L’Union européenne (UE) a lancé au sein d’Eurojust, son agence de coopération judiciaire entre les Etats membres, un registre antiterroriste qui centralise les informations judiciaires pour établir des liens dans les procédures visant les suspects d’infractions terroristes.

Ce registre appelé (Counter-Terrorism Register, CTR) vise à renforcer la réponse judiciaire dans les Etats membres face aux menaces terroristes et à améliorer la sécurité des citoyens, précise Eurojust dans un communiqué.

Le CTR, entré en vigueur le 1er septembre, fournit un soutien proactif aux autorités judiciaires nationales, relève l’agence de l’UE, notant que les les informations centralisées aideront les procureurs des Etats membres à coordonner plus activement leur action et à identifier les suspects ou les réseaux qui font l’objet d’enquêtes dans des affaires pouvant avoir des implications transfrontalières.

“Le registre antiterroriste est une étape importante dans la lutte contre le terrorisme. Alors que les terroristes opèrent de plus en plus au sein de réseaux transfrontaliers, l’UE doit faire la même chose. En délivrant une réponse rapide sur les liens transfrontaliers entre les procédures judiciaires, nous pouvons mieux coordonner et accélérer les actions contre les suspects d’activités terroristes”, a affirmé le président d’Eurojust, Ladislav Hamran, cité dans le communiqué.

Selon Eurojust, tous les Etats membres de l’UE peuvent utiliser le CTR et sont invités à enregistrer les informations sur les suspects et les affaires à compter du 1er septembre.

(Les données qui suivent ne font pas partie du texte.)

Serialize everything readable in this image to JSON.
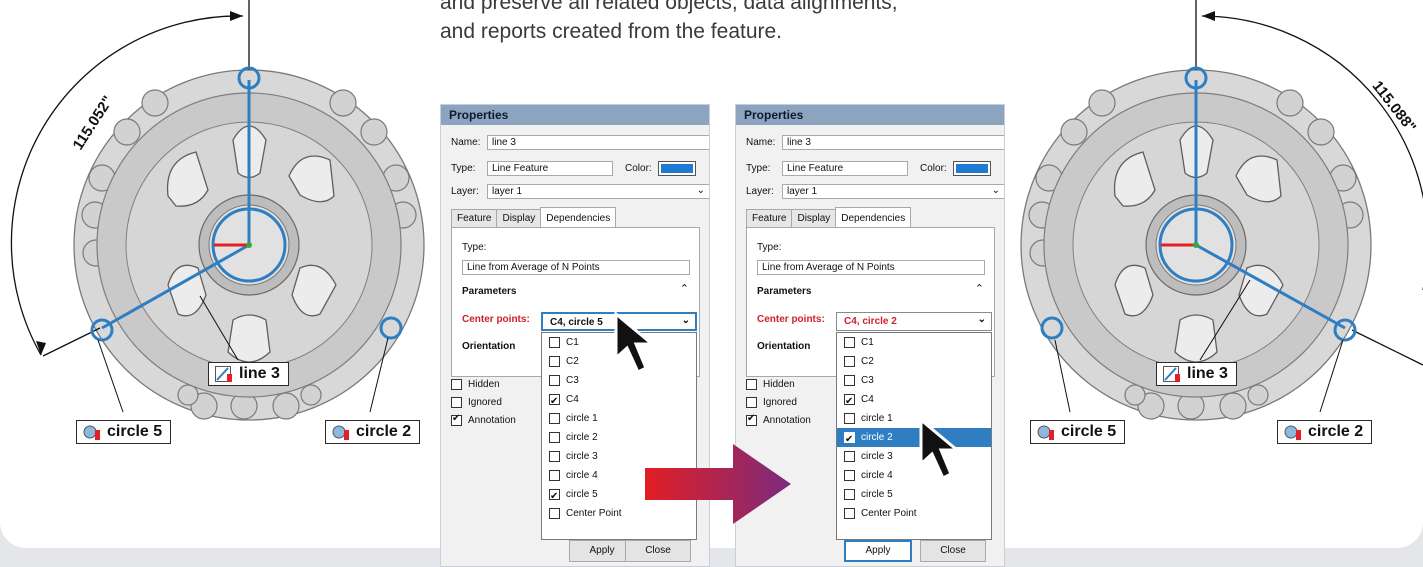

“Un formulaire spécial a été mis au point et des normes communes ont été adoptées en ce qui concerne les informations à transmettre, garantissant ainsi le respect de toutes les règles existantes en matière de protection des données”, explique l’agence, relevant que les informations destinées au registre seront transmises à Eurojust par les autorités nationales compétentes.